Coding text information on the computer
A computer is a complex device, with the help ofwhich can create, convert and store information. However, the computer does not work quite intelligibly for us - graphical, textual and numerical data are stored as arrays of binarynumbers. In this article, we'll look at how text information is coded.
What is for us a text, for a computer -sequence of symbols. Each symbol represents a specific set of zeros and ones. Under the symbols are meant not only lowercase and capital letters of the Latin alphabet, but also punctuation marks, arithmetic signs, service symbols, special symbols and even a space.
Binary coding of textual information
When you press a certain key on the internalthe controller sends an electrical signal that is converted to binary code. The code is matched to a specific character, which is displayed. To represent the Latin alphabet in digital format, an international ASCII coding system was created. It requires 1 byte for writing one character, hence the symbol consists of an eight-digit sequence of zeros and ones. The recording interval is from 00000000 to 11111111, that is, the encoding of textual information using this system allows the presentation of 256 symbols. In most cases this is enough.
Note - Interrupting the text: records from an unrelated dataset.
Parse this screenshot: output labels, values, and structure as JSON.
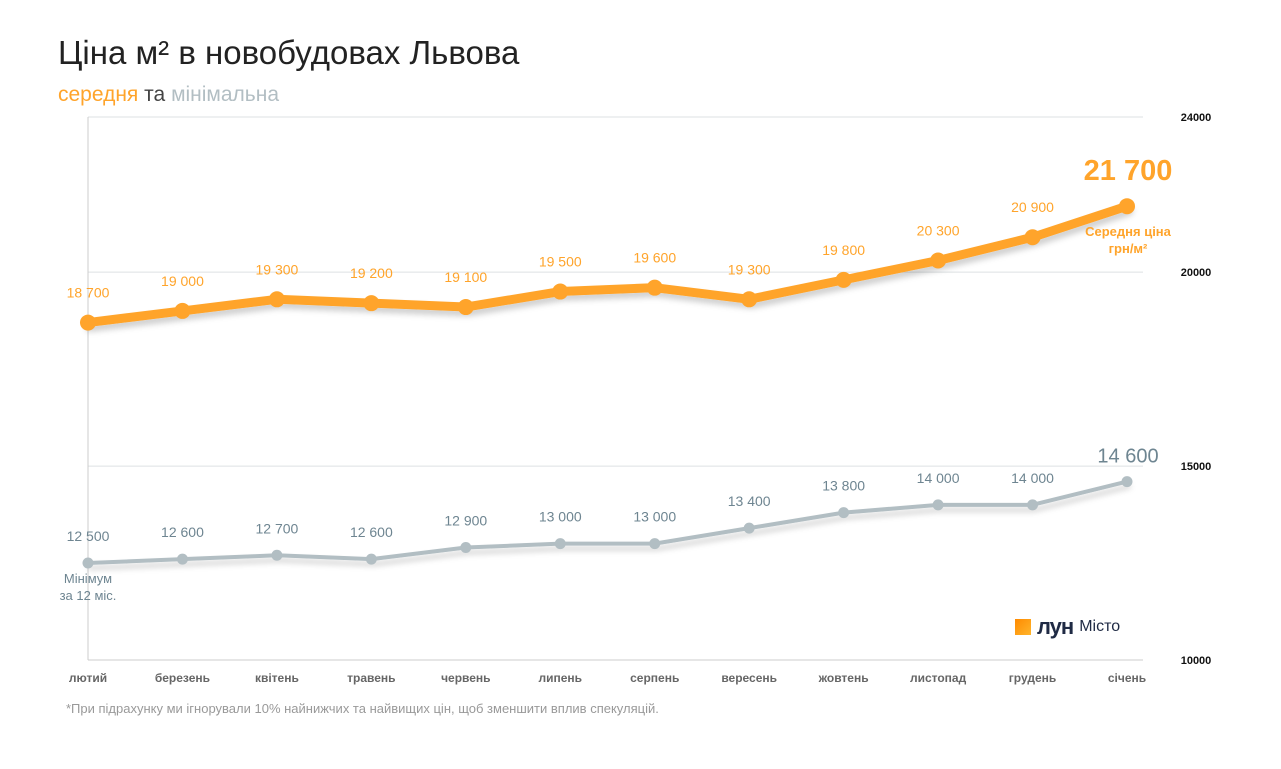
{
  "title": "Ціна м² в новобудовах Львова",
  "subtitle": {
    "avg": "середня",
    "and": "та",
    "min": "мінімальна"
  },
  "footnote": "*При підрахунку ми ігнорували 10% найнижчих та найвищих цін, щоб зменшити вплив спекуляцій.",
  "logo": {
    "brand": "лун",
    "sub": "Місто"
  },
  "colors": {
    "avg": "#FFA42B",
    "min": "#B2BEC3",
    "min_label": "#6E8591"
  },
  "chart_data": {
    "type": "line",
    "title": "Ціна м² в новобудовах Львова",
    "categories": [
      "лютий",
      "березень",
      "квітень",
      "травень",
      "червень",
      "липень",
      "серпень",
      "вересень",
      "жовтень",
      "листопад",
      "грудень",
      "січень"
    ],
    "series": [
      {
        "name": "середня",
        "values": [
          18700,
          19000,
          19300,
          19200,
          19100,
          19500,
          19600,
          19300,
          19800,
          20300,
          20900,
          21700
        ],
        "labels": [
          "18 700",
          "19 000",
          "19 300",
          "19 200",
          "19 100",
          "19 500",
          "19 600",
          "19 300",
          "19 800",
          "20 300",
          "20 900",
          "21 700"
        ]
      },
      {
        "name": "мінімальна",
        "values": [
          12500,
          12600,
          12700,
          12600,
          12900,
          13000,
          13000,
          13400,
          13800,
          14000,
          14000,
          14600
        ],
        "labels": [
          "12 500",
          "12 600",
          "12 700",
          "12 600",
          "12 900",
          "13 000",
          "13 000",
          "13 400",
          "13 800",
          "14 000",
          "14 000",
          "14 600"
        ]
      }
    ],
    "annotations": {
      "avg_note_1": "Середня ціна",
      "avg_note_2": "грн/м²",
      "min_note_1": "Мінімум",
      "min_note_2": "за 12 міс."
    },
    "yticks": [
      "10000",
      "15000",
      "20000",
      "24000"
    ],
    "ylim": [
      10000,
      24000
    ],
    "grid": true
  }
}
ASCII is divided into two parts. The first 127 characters (from 00000000 to 01111111) are international and represent specific characters and letters of the English alphabet. The second part - the extension (from 10,000,000 to 11111111) - is intended to represent the national alphabet, the writing of which is different from Latin.
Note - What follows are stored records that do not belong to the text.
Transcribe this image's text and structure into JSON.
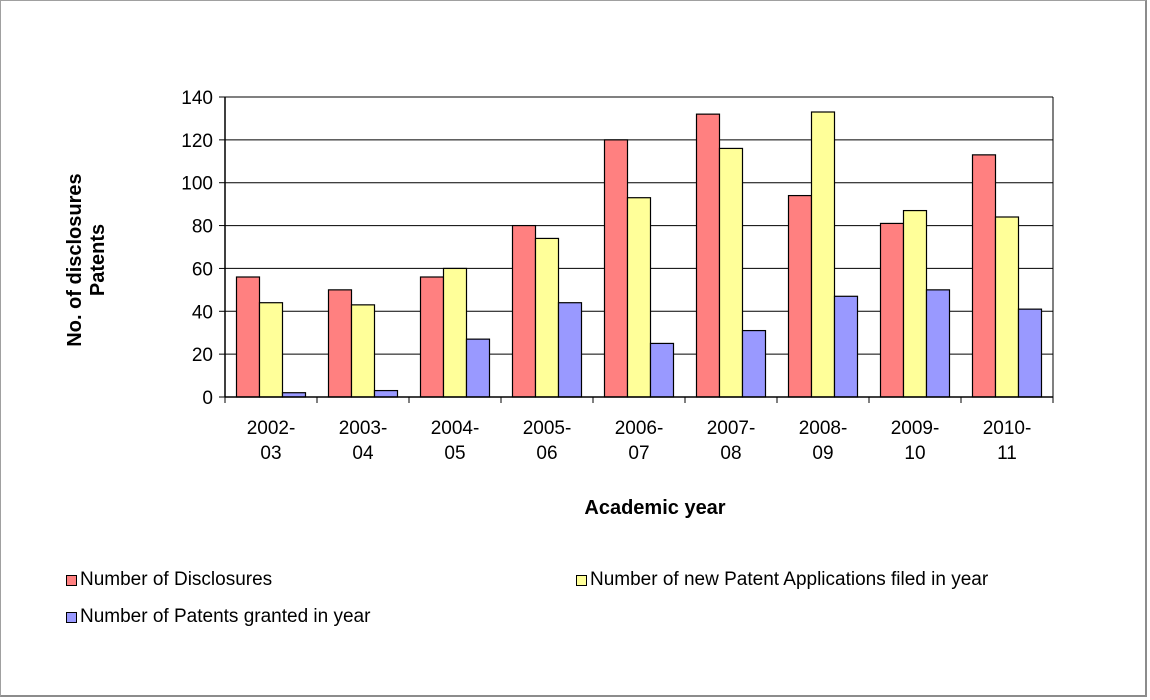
{
  "chart_data": {
    "type": "bar",
    "categories": [
      "2002-03",
      "2003-04",
      "2004-05",
      "2005-06",
      "2006-07",
      "2007-08",
      "2008-09",
      "2009-10",
      "2010-11"
    ],
    "category_lines": [
      [
        "2002-",
        "03"
      ],
      [
        "2003-",
        "04"
      ],
      [
        "2004-",
        "05"
      ],
      [
        "2005-",
        "06"
      ],
      [
        "2006-",
        "07"
      ],
      [
        "2007-",
        "08"
      ],
      [
        "2008-",
        "09"
      ],
      [
        "2009-",
        "10"
      ],
      [
        "2010-",
        "11"
      ]
    ],
    "series": [
      {
        "name": "Number of Disclosures",
        "color": "#ff8080",
        "values": [
          56,
          50,
          56,
          80,
          120,
          132,
          94,
          81,
          113
        ]
      },
      {
        "name": "Number of new Patent Applications filed in year",
        "color": "#ffff99",
        "values": [
          44,
          43,
          60,
          74,
          93,
          116,
          133,
          87,
          84
        ]
      },
      {
        "name": "Number of Patents granted in year",
        "color": "#9999ff",
        "values": [
          2,
          3,
          27,
          44,
          25,
          31,
          47,
          50,
          41
        ]
      }
    ],
    "xlabel": "Academic year",
    "ylabel_lines": [
      "No. of disclosures",
      "Patents"
    ],
    "ylim": [
      0,
      140
    ],
    "yticks": [
      0,
      20,
      40,
      60,
      80,
      100,
      120,
      140
    ],
    "grid": true,
    "legend_position": "bottom"
  }
}
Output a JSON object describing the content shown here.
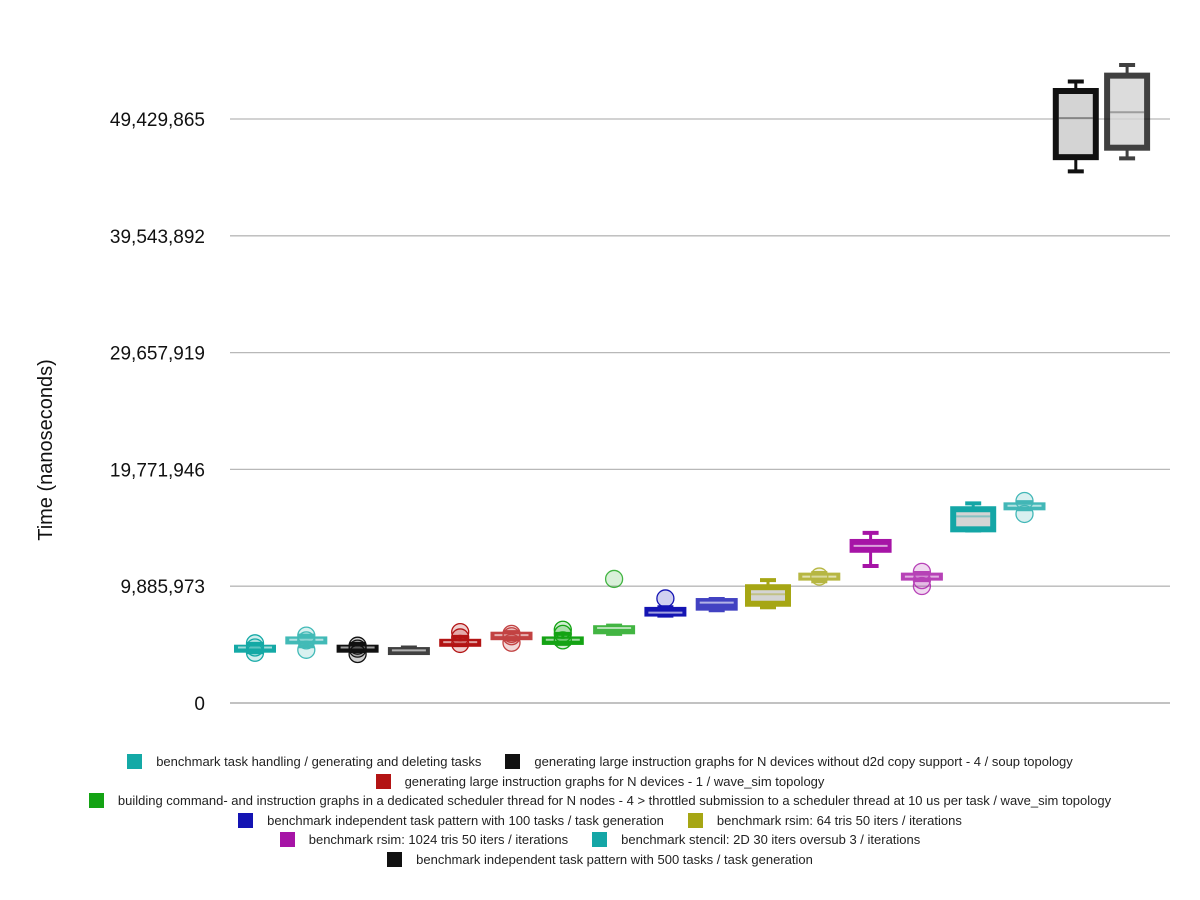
{
  "chart_data": {
    "type": "box",
    "title": "",
    "xlabel": "",
    "ylabel": "Time (nanoseconds)",
    "ylim": [
      0,
      54372852
    ],
    "y_ticks": [
      0,
      9885973,
      19771946,
      29657919,
      39543892,
      49429865
    ],
    "y_tick_labels": [
      "0",
      "9,885,973",
      "19,771,946",
      "29,657,919",
      "39,543,892",
      "49,429,865"
    ],
    "grid": true,
    "legend_position": "bottom",
    "series": [
      {
        "name": "benchmark task handling / generating and deleting tasks",
        "color": "#14a9a6",
        "boxes": [
          {
            "whisker_low": 4300000,
            "q1": 4500000,
            "median": 4700000,
            "q3": 4850000,
            "whisker_high": 5000000,
            "outliers": [
              4250000,
              4700000,
              5050000
            ]
          },
          {
            "whisker_low": 4800000,
            "q1": 5100000,
            "median": 5350000,
            "q3": 5550000,
            "whisker_high": 5700000,
            "outliers": [
              4500000,
              5300000,
              5700000
            ]
          }
        ]
      },
      {
        "name": "generating large instruction graphs for N devices without d2d copy support - 4 / soup topology",
        "color": "#111111",
        "boxes": [
          {
            "whisker_low": 4400000,
            "q1": 4500000,
            "median": 4700000,
            "q3": 4850000,
            "whisker_high": 5000000,
            "outliers": [
              4150000,
              4600000,
              4850000
            ]
          },
          {
            "whisker_low": 4250000,
            "q1": 4300000,
            "median": 4450000,
            "q3": 4650000,
            "whisker_high": 4700000,
            "outliers": []
          }
        ]
      },
      {
        "name": "generating large instruction graphs for N devices - 1 / wave_sim topology",
        "color": "#b31414",
        "boxes": [
          {
            "whisker_low": 4900000,
            "q1": 4900000,
            "median": 5150000,
            "q3": 5350000,
            "whisker_high": 5600000,
            "outliers": [
              5000000,
              5550000,
              6000000
            ]
          },
          {
            "whisker_low": 5400000,
            "q1": 5400000,
            "median": 5750000,
            "q3": 5950000,
            "whisker_high": 6000000,
            "outliers": [
              5100000,
              5850000,
              5650000
            ]
          }
        ]
      },
      {
        "name": "building command- and instruction graphs in a dedicated scheduler thread for N nodes - 4 > throttled submission to a scheduler thread at 10 us per task / wave_sim topology",
        "color": "#14a314",
        "boxes": [
          {
            "whisker_low": 5000000,
            "q1": 5000000,
            "median": 5350000,
            "q3": 5550000,
            "whisker_high": 5850000,
            "outliers": [
              5300000,
              5850000,
              6200000
            ]
          },
          {
            "whisker_low": 5850000,
            "q1": 5900000,
            "median": 6350000,
            "q3": 6500000,
            "whisker_high": 6550000,
            "outliers": [
              10500000
            ]
          }
        ]
      },
      {
        "name": "benchmark independent task pattern with  100 tasks / task generation",
        "color": "#1414b3",
        "boxes": [
          {
            "whisker_low": 7400000,
            "q1": 7400000,
            "median": 7650000,
            "q3": 8050000,
            "whisker_high": 8100000,
            "outliers": [
              8850000
            ]
          },
          {
            "whisker_low": 7850000,
            "q1": 7900000,
            "median": 8500000,
            "q3": 8800000,
            "whisker_high": 8800000,
            "outliers": []
          }
        ]
      },
      {
        "name": "benchmark rsim:   64 tris  50 iters / iterations",
        "color": "#a6a614",
        "boxes": [
          {
            "whisker_low": 8100000,
            "q1": 8400000,
            "median": 9200000,
            "q3": 9800000,
            "whisker_high": 10400000,
            "outliers": []
          },
          {
            "whisker_low": 10300000,
            "q1": 10500000,
            "median": 10700000,
            "q3": 10950000,
            "whisker_high": 11000000,
            "outliers": [
              10700000
            ]
          }
        ]
      },
      {
        "name": "benchmark rsim: 1024 tris  50 iters / iterations",
        "color": "#a614a6",
        "boxes": [
          {
            "whisker_low": 11600000,
            "q1": 12800000,
            "median": 13300000,
            "q3": 13800000,
            "whisker_high": 14400000,
            "outliers": []
          },
          {
            "whisker_low": 10400000,
            "q1": 10500000,
            "median": 10700000,
            "q3": 10950000,
            "whisker_high": 11000000,
            "outliers": [
              9900000,
              10400000,
              11100000
            ]
          }
        ]
      },
      {
        "name": "benchmark stencil: 2D  30 iters oversub 3 / iterations",
        "color": "#14a6a6",
        "boxes": [
          {
            "whisker_low": 14600000,
            "q1": 14700000,
            "median": 15800000,
            "q3": 16400000,
            "whisker_high": 16900000,
            "outliers": []
          },
          {
            "whisker_low": 16400000,
            "q1": 16400000,
            "median": 16700000,
            "q3": 16900000,
            "whisker_high": 17000000,
            "outliers": [
              16000000,
              17100000
            ]
          }
        ]
      },
      {
        "name": "benchmark independent task pattern with  500 tasks / task generation",
        "color": "#111111",
        "boxes": [
          {
            "whisker_low": 45000000,
            "q1": 46200000,
            "median": 49500000,
            "q3": 51800000,
            "whisker_high": 52600000,
            "outliers": []
          },
          {
            "whisker_low": 46100000,
            "q1": 47000000,
            "median": 50000000,
            "q3": 53100000,
            "whisker_high": 54000000,
            "outliers": []
          }
        ]
      }
    ]
  },
  "legend_rows": [
    [
      0,
      1
    ],
    [
      2
    ],
    [
      3
    ],
    [
      4,
      5
    ],
    [
      6,
      7
    ],
    [
      8
    ]
  ]
}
Encoding of textual information in ASCIIis built on the principle of increasing sequence, that is, the greater the number of the Latin letter, the greater the value of its ASCII code. The figures and the Russian part of the table are built on the same principle.
However, there are several more species in the worldencodings for Cyrillic letters. The most common ones are KOI-8 (8-bit encoding, used already in the 1970s on the first unified Unix OS), ISO 8859-5 (developed by the International Bureau of Standardization), CP 1251 (text information coding used inmodern Windows OS), as well as 2-byteUnicode encoding, with which you can submit 65,536 characters. Such a variety of encodings is due to the fact that they were developed at different times, for different operating systems and for various reasons. Because of this, there are often difficulties in transferring text from one medium to another - if the encodings do not match, the user will see only a set of incomprehensible icons. How can you fix this situation? In Word, for example, when you open a document, you receive a message about problems with displaying text and offers several options for transcoding.
So, the encoding and processing of textinformation in the depths of the computer - the process is rather complicated and time-consuming. All symbols of any alphabet represent only a certain sequence of digits of the binary system, one cell is one byte of information.